霧ヶ峰とは

車山から鷲ヶ峰にかけて、ゆるやかな起伏が続く霧ヶ峰高原。レンゲツツジやニッコウキスゲ、マツムシソウなど、季節の高山植物が緑の草原を色とりどりに染め上げます。富士山やアルプス、八ヶ岳連峰など、日本が誇る名峰も一望のもとに。また、一帯に豊かな上昇気流が発生し、グライダーの飛行に適している霧ヶ峰高原は、日本のグライダー発祥の地としても知られています。

霧ヶ峰三大湿原

車山・八島ヶ原湿原・池のくるみ踊場湿原とで形成される霧ヶ峰三大湿原は、年間を通して400種類以上の亜高山植物を観察することができます。国の天然記念物にも指定されており、世界的にも珍しい湿原です。

霧ヶ峰 基本データ


標高:1600m


平均気温

1月

-7.1℃

2月

-6.7℃

3月

1.4℃

4月

7.6℃

5月

11.5℃

6月

14.7℃

7月

20.4℃

8月

19.8℃

9月

14.3℃

10月

9.4℃

11月

4.7℃

12月

-2.4℃

ドローン撮影は特別な許可をとって撮影しております。

霧の発生について

霧ヶ峰高原には、明け方の上昇気流によって、水蒸気を多く含んだ空気が諏訪湖から運ばれてきます。気温は100m上昇するごとに0.6度低下していくため、諏訪湖よりも1,000m高地にある霧ヶ峰では、湖上より6度気温が低くなります。このため、急激に冷やされた水蒸気が凝結し、霧が発生します。霧は空中に浮遊する目に見えないほどの微細な水滴が光を散乱・吸収することで視界を妨げる現象です。気象学上では、水平視程1km未満のものを「霧」、1km以上10km未満のものを「靄(もや)」と呼んで区別しています。また、水平視程200m未満の霧を、特に「濃霧」と呼んでいます。

高層湿原のなりたち

枯れた植物が寒冷な気候などのために分解されずに泥炭となって推積し、泥炭層が水面よりも上に発達しない湿原を低層湿原、これに対し、水面より高く泥炭層が成長した湿原を高層湿原といいます。高層湿原の形成には、湿度が高い・池の水に微生物が少ない、そして低音・貧栄養・酸性であるといった複数の条件が必要です。八島ヶ原高層湿原の歴史は次のようです。第1段階、1万2千年ほど前、霧ヶ峰一帯の火山活動が終わった後、溶岩のくぼみに水がたまって沼ができます。そこに土砂が流れ込み、スゲやヨシ等が繁殖。これらの植物が分解されずに堆積するため、水が酸性になり、ミズゴケの成長に適した環境に変化していきます。これが第2段階で、ここまでくるのにおよそ4500年かかっています。

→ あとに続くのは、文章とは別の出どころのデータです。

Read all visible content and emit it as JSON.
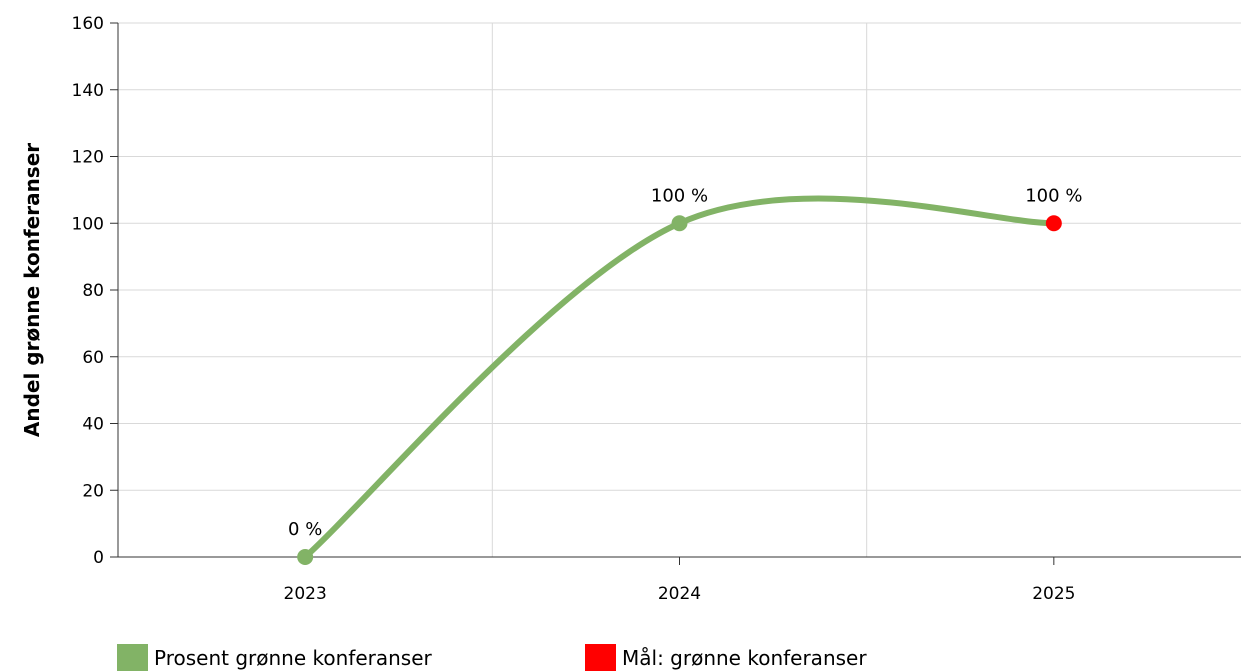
{
  "chart_data": {
    "type": "line",
    "categories": [
      "2023",
      "2024",
      "2025"
    ],
    "ylabel": "Andel grønne konferanser",
    "ylim": [
      0,
      160
    ],
    "yticks": [
      0,
      20,
      40,
      60,
      80,
      100,
      120,
      140,
      160
    ],
    "grid": true,
    "legend_placement": "bottom",
    "series": [
      {
        "name": "Prosent grønne konferanser",
        "color": "#82b366",
        "values": [
          0,
          100,
          null
        ],
        "labels": [
          "0 %",
          "100 %",
          null
        ]
      },
      {
        "name": "Mål: grønne konferanser",
        "color": "#ff0000",
        "values": [
          null,
          null,
          100
        ],
        "labels": [
          null,
          null,
          "100 %"
        ]
      }
    ]
  }
}
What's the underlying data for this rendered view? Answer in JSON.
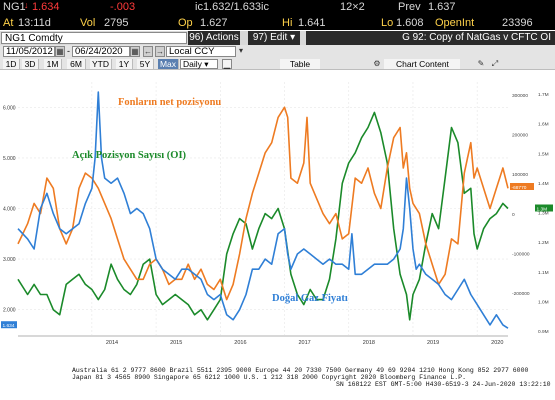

第3段階として、泥炭層は水面より上に成長し始めます。よく見ると湿原内に小さな凸凹がありますが、これが湿原の成長の秘密なのです。霧ヶ峰では年間で200日前後霧が発生するため、霧が凹所にたまり、雨水とともにミズゴケの成長に深く関係していると考えられています。やがてそれは新しく凸所を形成。次の年には凸所と凸所の間の凹所にミズゴケが成長して、また新しく凸所を作ります。この繰り返しを何千年も経て、湿原全体が水面に押し上げられたものが高層湿原です。八島ヶ原高層湿原はこの凹凸の繰り返しにおよそ5500年の歳月を費やした、世界的にも貴重な高層湿原なのです。